Another EDS marker is thin, transparent or extensible skin. My veins are easily visible through my skin, and blood draws are a nightmare because my veins are so fragile they rupture, collapse, or lack the surface tension needed to allow the needle to penetrate. Blood vessels are prone to rupture, vascular tumours are common, surgical sutures tear through, and scars widen and assume a thin "tissue-paper-like" appearance.

 However, I'm lucky, as I have a relatively mild case. Many are far worse off than I am. I know of children who are wheelchair bound at eight or ten because they are too loosely-jointed to walk. There is no treatment, other than supportive bracing and pain control, which many doctors, including my own, are reluctant to prescribe in adequate amounts. So you eke out the pain meds carefully, trying to get by without them whenever possible. And the pain becomes just one more thing to contend with.

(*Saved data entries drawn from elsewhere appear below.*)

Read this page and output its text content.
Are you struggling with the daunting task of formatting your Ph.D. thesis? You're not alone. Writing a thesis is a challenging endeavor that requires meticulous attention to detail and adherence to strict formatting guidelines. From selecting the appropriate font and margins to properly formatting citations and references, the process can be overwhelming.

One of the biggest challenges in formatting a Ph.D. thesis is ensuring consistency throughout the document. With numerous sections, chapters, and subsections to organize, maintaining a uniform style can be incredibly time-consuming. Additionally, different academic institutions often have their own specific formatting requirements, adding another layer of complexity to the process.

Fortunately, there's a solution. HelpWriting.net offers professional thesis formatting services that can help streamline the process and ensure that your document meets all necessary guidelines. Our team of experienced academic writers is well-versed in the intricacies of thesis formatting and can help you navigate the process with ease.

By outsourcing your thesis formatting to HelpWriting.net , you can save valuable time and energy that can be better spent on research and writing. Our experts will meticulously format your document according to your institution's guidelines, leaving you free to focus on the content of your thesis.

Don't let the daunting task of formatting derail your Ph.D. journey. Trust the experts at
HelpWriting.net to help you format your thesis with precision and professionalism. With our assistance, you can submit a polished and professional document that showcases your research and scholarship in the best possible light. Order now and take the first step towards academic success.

You can't tell an EDS patient by appearance. Patients look perfectly healthy. So many, like me, slip through the diagnostic net for years, even though I showed dozens of doctors how hypermobile I am. I had vascular tumors and blood vessel ruptures and difficulty with scarring, and though the diagnosis was suggested by a young resident during rounds after I had an arterial rupture in 1975, it was rejected as "too rare".

I was only diagnosed three years ago, when I was 64, by an absolutely wonderful woman GP, who noticed my odd scars and hypermobility on her own. The diagnosis was confirmed by a geneticist just recently. Thank the Cosmos for the web where as "zebras" those with rare disorders can congregate and graze slowly across the virtual plains, talking to each other, finding comfort and safety in a herd that is not made up of horses. And for a place where we can write and educate patients and doctors who may know little (or nothing) about EDS, and may not recognize the symptoms for what they are.  And thankfully as someone joked the other day, physicians now often leave the exam room to consult "Dr. Google", who keeps the world's largest repository of medical knowledge.  Gotta love the innerwebs, the "zebras" best friend.